Genealogical Adam implies some kind of distinction between Adam and those outside the Garden of Eden and the gradual merging of those distinctions through interbreeding as Adam’s genealogical descendants spread across the world. Garvey concludes that “there is no longer a scientific argument against the existence of the biblical Adam and Eve, provided we are willing to embrace the evidence that other, fully human, people existed “outside the garden” before and alongside Adam.” (p. 250) “If we take Genesis 1 and 2 as sequential, and chapter 1 as describing the creation of mankind en masse, including those who lived before and alongside Adam, then we have a human race created in the image and likeness of God which possesses all the intellectual, artistic, and cultural attainments that scientific and historical research has revealed to be ubiquitous from prehistoric times.” (pp. 116-7)

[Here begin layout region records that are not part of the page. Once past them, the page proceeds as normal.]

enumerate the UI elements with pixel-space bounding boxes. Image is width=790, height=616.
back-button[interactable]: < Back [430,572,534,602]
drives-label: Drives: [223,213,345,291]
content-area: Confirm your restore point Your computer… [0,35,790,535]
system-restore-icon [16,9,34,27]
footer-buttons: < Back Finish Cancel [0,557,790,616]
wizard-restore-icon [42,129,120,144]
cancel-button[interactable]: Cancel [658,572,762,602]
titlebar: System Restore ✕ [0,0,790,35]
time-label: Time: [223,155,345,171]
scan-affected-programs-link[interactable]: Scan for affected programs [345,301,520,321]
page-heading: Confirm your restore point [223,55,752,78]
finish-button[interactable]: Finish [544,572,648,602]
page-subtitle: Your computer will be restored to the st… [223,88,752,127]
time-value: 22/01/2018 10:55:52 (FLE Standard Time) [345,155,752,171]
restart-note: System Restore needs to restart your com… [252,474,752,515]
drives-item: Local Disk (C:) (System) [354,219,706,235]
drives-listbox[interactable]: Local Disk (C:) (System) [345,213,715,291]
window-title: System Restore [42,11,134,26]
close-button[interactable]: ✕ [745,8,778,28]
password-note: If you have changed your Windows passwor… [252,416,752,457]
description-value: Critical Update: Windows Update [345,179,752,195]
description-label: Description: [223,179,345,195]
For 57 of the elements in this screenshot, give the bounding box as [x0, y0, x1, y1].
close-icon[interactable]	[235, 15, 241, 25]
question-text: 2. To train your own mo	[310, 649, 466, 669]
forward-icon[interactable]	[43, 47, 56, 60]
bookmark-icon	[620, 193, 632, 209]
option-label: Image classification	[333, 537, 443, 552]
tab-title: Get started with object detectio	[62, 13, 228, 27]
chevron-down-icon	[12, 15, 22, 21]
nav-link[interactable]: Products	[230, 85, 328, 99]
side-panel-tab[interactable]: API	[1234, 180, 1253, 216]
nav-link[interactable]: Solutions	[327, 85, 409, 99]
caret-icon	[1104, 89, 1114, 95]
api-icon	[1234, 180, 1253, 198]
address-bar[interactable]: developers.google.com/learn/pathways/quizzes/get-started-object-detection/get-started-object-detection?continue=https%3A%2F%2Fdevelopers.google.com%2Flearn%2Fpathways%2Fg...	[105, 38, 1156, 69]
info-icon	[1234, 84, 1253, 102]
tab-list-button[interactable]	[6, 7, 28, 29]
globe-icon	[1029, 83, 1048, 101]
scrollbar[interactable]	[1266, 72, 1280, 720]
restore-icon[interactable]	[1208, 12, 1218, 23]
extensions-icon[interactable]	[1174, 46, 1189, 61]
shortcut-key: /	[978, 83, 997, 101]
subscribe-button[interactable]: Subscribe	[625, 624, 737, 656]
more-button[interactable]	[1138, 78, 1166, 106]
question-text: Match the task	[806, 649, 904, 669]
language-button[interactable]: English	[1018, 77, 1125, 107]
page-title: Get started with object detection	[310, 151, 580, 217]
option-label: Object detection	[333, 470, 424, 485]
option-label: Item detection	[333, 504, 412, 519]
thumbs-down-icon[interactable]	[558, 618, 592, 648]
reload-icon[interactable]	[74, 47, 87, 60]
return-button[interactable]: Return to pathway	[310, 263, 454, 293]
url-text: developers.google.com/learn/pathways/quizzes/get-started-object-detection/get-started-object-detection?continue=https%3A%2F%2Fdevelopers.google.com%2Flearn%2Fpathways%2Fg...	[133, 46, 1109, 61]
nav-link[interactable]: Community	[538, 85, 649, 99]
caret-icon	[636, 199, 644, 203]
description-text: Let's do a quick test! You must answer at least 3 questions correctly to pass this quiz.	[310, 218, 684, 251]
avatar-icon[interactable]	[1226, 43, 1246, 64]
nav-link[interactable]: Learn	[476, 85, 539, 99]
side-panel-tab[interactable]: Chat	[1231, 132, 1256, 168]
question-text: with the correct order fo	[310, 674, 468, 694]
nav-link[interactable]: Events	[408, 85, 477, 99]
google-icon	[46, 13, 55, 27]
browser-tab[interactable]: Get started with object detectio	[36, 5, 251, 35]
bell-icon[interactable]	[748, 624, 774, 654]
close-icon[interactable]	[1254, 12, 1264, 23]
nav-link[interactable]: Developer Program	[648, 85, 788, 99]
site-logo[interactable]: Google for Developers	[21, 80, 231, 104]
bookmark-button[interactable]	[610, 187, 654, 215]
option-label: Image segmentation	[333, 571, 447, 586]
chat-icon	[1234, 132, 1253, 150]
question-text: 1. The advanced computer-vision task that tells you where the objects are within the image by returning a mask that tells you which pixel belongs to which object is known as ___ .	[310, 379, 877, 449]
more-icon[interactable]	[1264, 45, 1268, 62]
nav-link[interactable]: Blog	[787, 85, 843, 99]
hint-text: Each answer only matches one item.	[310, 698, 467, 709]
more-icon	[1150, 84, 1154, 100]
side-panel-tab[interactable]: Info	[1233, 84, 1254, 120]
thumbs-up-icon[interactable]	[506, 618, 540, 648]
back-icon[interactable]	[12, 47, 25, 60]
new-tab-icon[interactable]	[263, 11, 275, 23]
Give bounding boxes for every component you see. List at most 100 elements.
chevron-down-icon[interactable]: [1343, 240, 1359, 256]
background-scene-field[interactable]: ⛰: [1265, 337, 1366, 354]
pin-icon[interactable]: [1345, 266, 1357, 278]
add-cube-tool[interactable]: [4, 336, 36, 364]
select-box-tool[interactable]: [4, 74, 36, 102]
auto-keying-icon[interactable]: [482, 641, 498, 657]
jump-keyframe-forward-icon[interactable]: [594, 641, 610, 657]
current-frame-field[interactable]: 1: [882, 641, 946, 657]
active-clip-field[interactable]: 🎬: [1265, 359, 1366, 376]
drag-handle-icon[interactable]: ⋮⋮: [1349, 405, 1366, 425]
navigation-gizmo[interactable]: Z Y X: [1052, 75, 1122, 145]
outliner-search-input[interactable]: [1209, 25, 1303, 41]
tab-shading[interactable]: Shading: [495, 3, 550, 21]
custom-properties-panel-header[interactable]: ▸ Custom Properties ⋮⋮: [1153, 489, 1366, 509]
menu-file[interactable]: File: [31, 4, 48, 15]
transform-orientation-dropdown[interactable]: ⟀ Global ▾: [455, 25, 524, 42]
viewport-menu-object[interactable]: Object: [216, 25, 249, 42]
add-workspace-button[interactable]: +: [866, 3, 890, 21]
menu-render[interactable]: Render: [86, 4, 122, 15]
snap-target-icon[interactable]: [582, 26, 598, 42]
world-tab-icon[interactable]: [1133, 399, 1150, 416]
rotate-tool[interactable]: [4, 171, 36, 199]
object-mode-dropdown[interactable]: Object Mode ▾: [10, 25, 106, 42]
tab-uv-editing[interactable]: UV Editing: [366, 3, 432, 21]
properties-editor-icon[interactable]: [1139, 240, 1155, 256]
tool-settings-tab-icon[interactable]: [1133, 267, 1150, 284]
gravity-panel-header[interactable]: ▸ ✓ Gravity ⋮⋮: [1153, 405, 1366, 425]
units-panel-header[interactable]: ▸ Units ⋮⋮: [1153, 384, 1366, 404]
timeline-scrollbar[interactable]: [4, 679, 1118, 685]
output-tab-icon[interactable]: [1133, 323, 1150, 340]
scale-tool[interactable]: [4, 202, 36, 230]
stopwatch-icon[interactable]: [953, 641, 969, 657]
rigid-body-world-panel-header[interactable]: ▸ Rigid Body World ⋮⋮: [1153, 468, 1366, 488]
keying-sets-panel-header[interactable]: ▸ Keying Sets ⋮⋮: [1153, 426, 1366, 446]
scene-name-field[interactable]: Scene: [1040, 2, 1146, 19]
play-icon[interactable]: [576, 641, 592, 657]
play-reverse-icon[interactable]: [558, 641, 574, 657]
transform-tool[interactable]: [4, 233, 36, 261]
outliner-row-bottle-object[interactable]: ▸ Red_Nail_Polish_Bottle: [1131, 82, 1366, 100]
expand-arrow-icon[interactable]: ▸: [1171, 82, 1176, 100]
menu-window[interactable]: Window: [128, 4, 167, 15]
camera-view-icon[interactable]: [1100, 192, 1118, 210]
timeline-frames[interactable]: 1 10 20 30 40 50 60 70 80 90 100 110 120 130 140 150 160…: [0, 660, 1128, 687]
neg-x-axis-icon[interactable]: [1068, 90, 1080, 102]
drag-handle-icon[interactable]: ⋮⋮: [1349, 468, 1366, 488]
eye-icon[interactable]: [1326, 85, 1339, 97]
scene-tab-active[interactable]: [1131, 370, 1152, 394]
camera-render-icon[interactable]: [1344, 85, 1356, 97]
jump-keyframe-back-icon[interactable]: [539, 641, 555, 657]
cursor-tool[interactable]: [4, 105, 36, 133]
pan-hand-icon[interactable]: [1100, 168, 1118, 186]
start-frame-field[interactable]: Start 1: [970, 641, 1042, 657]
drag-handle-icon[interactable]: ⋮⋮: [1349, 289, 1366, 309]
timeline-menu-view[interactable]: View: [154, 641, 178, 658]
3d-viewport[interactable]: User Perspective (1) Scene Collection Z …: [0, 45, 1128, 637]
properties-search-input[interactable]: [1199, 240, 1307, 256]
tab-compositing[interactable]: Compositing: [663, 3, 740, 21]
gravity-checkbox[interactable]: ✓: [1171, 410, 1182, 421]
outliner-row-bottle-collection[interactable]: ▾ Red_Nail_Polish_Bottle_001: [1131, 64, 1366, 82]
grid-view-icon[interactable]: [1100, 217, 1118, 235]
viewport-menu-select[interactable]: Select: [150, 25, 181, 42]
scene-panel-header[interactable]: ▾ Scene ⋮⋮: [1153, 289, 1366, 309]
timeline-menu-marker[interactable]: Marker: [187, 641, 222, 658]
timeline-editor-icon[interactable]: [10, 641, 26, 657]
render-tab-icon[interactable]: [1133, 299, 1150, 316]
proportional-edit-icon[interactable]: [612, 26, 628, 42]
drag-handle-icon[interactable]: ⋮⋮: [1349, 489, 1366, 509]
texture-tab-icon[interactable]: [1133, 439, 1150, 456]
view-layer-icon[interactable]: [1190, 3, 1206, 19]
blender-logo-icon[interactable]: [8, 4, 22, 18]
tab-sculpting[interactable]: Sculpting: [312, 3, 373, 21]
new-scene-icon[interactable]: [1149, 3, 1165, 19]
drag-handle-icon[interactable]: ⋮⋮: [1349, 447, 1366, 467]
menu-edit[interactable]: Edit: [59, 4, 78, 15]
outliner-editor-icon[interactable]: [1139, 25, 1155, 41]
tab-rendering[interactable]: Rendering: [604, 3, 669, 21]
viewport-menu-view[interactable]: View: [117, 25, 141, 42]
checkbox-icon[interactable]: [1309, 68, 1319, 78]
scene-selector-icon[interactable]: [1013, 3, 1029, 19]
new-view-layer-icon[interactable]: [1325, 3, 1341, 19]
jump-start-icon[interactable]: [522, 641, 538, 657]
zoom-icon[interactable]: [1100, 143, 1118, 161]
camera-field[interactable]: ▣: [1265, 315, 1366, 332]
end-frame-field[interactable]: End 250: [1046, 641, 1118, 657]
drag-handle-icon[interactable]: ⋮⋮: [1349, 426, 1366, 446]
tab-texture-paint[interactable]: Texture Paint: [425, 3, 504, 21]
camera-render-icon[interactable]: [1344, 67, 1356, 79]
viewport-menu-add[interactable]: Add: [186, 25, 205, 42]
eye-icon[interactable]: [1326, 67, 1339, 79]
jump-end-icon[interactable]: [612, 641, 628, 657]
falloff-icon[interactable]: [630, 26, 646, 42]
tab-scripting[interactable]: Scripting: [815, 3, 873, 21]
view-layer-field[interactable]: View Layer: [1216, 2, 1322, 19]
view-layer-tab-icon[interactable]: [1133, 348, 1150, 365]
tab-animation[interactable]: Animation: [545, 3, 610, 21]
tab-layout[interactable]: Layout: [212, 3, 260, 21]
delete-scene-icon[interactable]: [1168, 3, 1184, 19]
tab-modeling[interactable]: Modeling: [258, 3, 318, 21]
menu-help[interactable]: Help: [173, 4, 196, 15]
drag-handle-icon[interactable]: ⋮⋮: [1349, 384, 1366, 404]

Garvey proposes that cultural inheritance can be as pervasive as genetic inheritance, and it is quicker and does not depend on any genes becoming fixed in the whole population: just on the spread of a strong idea or a habit. It is culpable sinners who are formed through sinful communities. “[I]t is only possible to become human at all through the absorption of our parents’, and community’s, culture. Our nature is not exclusively “from our genes,” and in fact genetics has a relatively minor role in the inheritance of complex behavior.” (p. 184) “If Adam were indeed the first person to have a true relationship with God, it would have affected every subsequent relationship of his.” (p. 185)
Garvey notes that at some stage the apparently chronological narrative of the Bible has to become history. A Genealogical Adam within history solves the problem of where one places the division of allegory and history by placing it with Adam.
Every chapter ends with a short section titled “Conclusion relative to Genealogical Adam.” The book includes a nine-page bibliography, a general index, and a scriptural index.
It’s going to get really interesting when theologians react to this book and to Swamidass’s “The Genealogical Adam & Eve.” Perhaps those theologians, pastors, and Christian philosophers and scientists who had already come out publically for an historical Adam who was not the first human (e.g., Denis Alexander, Kathryn Applegate, Gleason Archer, Craig L. Blomberg, Roy Clouser, C. John Collins, Gregg Davidson, Darrel Falk, Gary N. Fugle, Daniel M. Harrell, Carol A. Hill, Tim Keller, Kenneth W. Kemp, Derek Kidner, Gavin Ortlund, Alvin Plantinga, Harry Lee Poe, John Polkinghorne, Jeffrey Schloss, John Stott, John H. Walton and N.T. Wright) were on the right track after all.
The book’s strength is that it enables the traditional doctrines associated with Adam to remain intact, while maintaining consistency with secular findings on history, archaeology, and various evolutionary understandings of creation.
I can recommend this book to anyone interested in the issues surrounding a historical Adam and Eve. It is a fresh look which should elicit much commentary in the near future.
This guest review was contributed by Paul Bruggink, a retired technical specialist whose review interest is in the area of science and faith.